Reading time: About 1 minute
I like to share interesting pieces of figurative language I encounter in my reading. Today I discuss a metaphor that Jill Lepore offers in the New Yorker.
I didn’t know that Benjamin Franklin had had seven sisters! Somehow, they faded into the dark recesses of history, while the image of their brother continues to adorn the US $100 bill.
Stories of Franklin abound, including ones I’ve cited myself — about how he taught himself to write by copying the works of others. There’s no question that Franlin was a talented guy.

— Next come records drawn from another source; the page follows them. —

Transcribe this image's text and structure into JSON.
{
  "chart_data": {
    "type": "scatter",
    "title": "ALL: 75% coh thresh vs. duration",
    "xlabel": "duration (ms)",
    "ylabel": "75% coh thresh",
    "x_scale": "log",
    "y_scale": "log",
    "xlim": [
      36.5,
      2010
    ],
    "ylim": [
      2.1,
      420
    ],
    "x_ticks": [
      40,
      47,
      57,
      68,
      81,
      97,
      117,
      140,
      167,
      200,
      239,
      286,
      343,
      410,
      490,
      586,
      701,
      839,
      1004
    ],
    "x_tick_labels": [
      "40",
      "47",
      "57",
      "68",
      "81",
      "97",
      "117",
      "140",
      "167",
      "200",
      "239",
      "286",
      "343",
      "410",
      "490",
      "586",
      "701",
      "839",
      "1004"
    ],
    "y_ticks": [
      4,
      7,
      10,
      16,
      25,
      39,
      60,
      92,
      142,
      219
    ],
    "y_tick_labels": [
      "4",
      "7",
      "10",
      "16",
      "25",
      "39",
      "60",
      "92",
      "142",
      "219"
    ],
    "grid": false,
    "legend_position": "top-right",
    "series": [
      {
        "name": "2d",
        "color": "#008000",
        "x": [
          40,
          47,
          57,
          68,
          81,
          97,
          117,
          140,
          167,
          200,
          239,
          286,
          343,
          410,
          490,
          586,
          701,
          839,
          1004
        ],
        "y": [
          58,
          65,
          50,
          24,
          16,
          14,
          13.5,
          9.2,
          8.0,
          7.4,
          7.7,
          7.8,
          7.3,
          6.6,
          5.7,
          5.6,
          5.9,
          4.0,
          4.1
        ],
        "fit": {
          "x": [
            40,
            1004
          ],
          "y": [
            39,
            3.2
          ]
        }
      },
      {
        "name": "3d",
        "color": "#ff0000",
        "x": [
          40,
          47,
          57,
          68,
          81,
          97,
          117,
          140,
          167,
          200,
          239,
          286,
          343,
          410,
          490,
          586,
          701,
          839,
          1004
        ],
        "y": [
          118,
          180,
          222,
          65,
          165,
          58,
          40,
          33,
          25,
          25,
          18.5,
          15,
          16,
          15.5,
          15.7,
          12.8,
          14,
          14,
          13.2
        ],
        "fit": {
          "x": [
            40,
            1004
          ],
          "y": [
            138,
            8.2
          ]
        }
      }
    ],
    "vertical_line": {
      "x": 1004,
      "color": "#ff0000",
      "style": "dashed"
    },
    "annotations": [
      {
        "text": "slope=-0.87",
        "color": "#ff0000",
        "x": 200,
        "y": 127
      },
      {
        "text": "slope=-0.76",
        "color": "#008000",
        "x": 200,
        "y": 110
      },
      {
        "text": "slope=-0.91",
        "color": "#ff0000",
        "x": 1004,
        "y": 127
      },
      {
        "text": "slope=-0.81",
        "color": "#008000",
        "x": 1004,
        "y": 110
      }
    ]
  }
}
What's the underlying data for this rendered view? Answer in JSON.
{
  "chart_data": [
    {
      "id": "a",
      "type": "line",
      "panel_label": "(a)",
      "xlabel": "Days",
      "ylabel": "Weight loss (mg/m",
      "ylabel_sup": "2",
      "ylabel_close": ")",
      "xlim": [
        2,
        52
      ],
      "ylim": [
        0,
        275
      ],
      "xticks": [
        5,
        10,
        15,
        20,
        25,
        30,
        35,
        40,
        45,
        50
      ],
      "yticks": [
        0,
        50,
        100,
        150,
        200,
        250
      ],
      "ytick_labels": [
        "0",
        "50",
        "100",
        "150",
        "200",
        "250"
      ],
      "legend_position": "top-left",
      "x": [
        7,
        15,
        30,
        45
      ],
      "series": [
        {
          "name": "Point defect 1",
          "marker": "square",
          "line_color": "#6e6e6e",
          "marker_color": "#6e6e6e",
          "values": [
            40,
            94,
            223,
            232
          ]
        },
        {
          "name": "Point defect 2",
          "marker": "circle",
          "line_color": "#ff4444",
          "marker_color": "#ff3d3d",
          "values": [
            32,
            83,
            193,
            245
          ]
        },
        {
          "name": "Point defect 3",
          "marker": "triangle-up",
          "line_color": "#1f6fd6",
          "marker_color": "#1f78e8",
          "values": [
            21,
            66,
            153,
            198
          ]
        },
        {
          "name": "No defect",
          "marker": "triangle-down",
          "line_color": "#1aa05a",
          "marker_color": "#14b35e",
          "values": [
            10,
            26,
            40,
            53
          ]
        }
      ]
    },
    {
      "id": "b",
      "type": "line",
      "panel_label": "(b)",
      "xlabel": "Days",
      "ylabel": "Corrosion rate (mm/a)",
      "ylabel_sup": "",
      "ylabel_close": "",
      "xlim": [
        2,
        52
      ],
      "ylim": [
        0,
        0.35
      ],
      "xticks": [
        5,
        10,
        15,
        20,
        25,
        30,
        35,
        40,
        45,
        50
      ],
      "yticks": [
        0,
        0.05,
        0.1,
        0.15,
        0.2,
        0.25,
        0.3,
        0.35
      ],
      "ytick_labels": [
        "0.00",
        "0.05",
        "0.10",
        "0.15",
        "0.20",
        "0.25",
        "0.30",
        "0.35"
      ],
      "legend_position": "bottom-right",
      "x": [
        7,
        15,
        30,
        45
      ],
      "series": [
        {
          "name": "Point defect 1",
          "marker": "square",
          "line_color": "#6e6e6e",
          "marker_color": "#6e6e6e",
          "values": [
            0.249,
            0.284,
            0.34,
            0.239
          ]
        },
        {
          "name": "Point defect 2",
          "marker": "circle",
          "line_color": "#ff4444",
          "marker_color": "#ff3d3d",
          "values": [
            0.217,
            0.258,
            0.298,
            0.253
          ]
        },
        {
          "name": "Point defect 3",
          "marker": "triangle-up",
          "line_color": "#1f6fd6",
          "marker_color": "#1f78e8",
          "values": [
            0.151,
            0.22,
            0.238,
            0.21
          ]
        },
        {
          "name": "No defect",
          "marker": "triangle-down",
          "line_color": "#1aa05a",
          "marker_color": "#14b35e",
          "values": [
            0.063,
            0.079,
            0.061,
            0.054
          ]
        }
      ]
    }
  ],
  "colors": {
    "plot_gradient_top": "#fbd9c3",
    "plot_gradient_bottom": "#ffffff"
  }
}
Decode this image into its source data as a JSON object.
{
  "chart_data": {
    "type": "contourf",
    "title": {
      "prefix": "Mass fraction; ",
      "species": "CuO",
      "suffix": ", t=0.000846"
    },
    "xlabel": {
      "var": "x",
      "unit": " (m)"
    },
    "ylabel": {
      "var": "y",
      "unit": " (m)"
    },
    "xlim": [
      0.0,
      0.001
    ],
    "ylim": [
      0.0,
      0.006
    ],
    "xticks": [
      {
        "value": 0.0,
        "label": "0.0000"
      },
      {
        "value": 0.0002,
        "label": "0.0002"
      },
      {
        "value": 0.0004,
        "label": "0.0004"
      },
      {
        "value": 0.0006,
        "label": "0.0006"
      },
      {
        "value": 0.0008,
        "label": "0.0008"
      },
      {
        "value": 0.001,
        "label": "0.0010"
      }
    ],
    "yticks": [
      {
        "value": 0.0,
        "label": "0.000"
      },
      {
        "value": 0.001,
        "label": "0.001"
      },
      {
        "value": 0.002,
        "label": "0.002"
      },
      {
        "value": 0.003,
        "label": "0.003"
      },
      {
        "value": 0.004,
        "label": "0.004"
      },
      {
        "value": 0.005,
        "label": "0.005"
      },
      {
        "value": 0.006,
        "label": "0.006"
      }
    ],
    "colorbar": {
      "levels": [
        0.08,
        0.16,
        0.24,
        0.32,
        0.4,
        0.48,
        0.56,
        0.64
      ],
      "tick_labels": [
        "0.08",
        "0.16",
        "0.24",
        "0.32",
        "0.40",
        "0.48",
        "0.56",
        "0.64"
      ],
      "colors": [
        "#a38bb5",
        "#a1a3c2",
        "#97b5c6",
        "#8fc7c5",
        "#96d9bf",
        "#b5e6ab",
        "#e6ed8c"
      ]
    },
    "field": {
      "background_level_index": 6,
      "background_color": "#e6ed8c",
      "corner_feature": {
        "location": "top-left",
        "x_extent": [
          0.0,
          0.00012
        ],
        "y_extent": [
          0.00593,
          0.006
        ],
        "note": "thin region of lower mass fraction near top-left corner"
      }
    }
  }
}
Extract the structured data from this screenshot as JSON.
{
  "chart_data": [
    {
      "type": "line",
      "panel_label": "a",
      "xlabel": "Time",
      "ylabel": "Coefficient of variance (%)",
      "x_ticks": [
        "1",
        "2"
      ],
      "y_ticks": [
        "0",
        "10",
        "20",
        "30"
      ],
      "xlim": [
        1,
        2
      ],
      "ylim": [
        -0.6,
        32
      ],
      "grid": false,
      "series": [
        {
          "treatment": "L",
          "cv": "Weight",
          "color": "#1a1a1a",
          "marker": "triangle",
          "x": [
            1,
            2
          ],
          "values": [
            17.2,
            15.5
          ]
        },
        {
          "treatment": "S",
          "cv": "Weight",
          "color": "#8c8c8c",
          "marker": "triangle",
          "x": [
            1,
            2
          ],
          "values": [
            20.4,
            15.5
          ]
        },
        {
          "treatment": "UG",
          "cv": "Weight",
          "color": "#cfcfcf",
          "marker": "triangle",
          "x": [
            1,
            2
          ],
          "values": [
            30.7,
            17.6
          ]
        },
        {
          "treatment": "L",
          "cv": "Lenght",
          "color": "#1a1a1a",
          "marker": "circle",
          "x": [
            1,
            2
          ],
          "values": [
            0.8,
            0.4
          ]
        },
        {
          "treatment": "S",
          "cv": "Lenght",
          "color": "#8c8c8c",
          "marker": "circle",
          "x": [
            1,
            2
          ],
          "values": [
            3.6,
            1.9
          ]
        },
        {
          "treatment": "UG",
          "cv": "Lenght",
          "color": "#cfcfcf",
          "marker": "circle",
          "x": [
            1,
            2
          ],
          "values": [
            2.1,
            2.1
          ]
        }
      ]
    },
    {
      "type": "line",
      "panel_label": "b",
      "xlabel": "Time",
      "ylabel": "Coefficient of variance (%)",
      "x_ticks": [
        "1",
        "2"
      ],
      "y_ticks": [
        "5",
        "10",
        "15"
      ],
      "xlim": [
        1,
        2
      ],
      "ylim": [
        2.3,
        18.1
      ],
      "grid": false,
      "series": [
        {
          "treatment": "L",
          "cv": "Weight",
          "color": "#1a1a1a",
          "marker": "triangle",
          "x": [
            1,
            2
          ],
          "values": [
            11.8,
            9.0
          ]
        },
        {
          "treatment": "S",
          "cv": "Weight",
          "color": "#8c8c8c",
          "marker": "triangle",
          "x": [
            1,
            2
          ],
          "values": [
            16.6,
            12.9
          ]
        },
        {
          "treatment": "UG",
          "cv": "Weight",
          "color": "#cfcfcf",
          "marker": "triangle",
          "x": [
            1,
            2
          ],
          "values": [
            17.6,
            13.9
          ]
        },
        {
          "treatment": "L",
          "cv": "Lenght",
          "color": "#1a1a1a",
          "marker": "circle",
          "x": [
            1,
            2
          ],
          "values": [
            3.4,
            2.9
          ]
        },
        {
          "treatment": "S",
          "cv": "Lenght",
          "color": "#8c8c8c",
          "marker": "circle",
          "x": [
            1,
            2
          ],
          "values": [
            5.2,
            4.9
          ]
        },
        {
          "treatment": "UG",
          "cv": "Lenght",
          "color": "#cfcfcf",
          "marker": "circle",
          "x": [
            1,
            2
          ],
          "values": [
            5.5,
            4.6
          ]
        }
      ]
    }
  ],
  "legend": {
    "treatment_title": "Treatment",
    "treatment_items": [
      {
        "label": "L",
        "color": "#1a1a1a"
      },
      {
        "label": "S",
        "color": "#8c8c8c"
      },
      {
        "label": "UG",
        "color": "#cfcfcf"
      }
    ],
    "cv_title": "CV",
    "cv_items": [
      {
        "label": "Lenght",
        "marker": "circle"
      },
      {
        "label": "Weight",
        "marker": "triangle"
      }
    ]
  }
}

But what about his sisters? Writer Jill Lepore has sought to address this issue by focusing on one sister — Jane — with a new work, Book of Ages, The Life and Opinions of Jane Franklin. In the July 8 and 15/13 New Yorker, she does something even more interesting. In an essay titled “The Prodigal Daugher,” she interweaves the death of her own mother and a promise she’d made to her to write a book about Jane. Lepore also provides a subtle and thoughtful reflection on the relationships between parents and children and siblings. (The essay is “locked” but at least you can read the beginning of it.)
Here is one of the metaphors she used that I liked the best:
A one-sided correspondence is a house without windows, a left shoe, a pair of spectacles smashed.
Isn’t that evocative? The metaphor makes me truly feel the loss of Jane Franklin’s letters, which Benjamin had failed to save. It’s hard to know whether to judge him harshly for this or whether to simply write it off to a sad happenstance of history.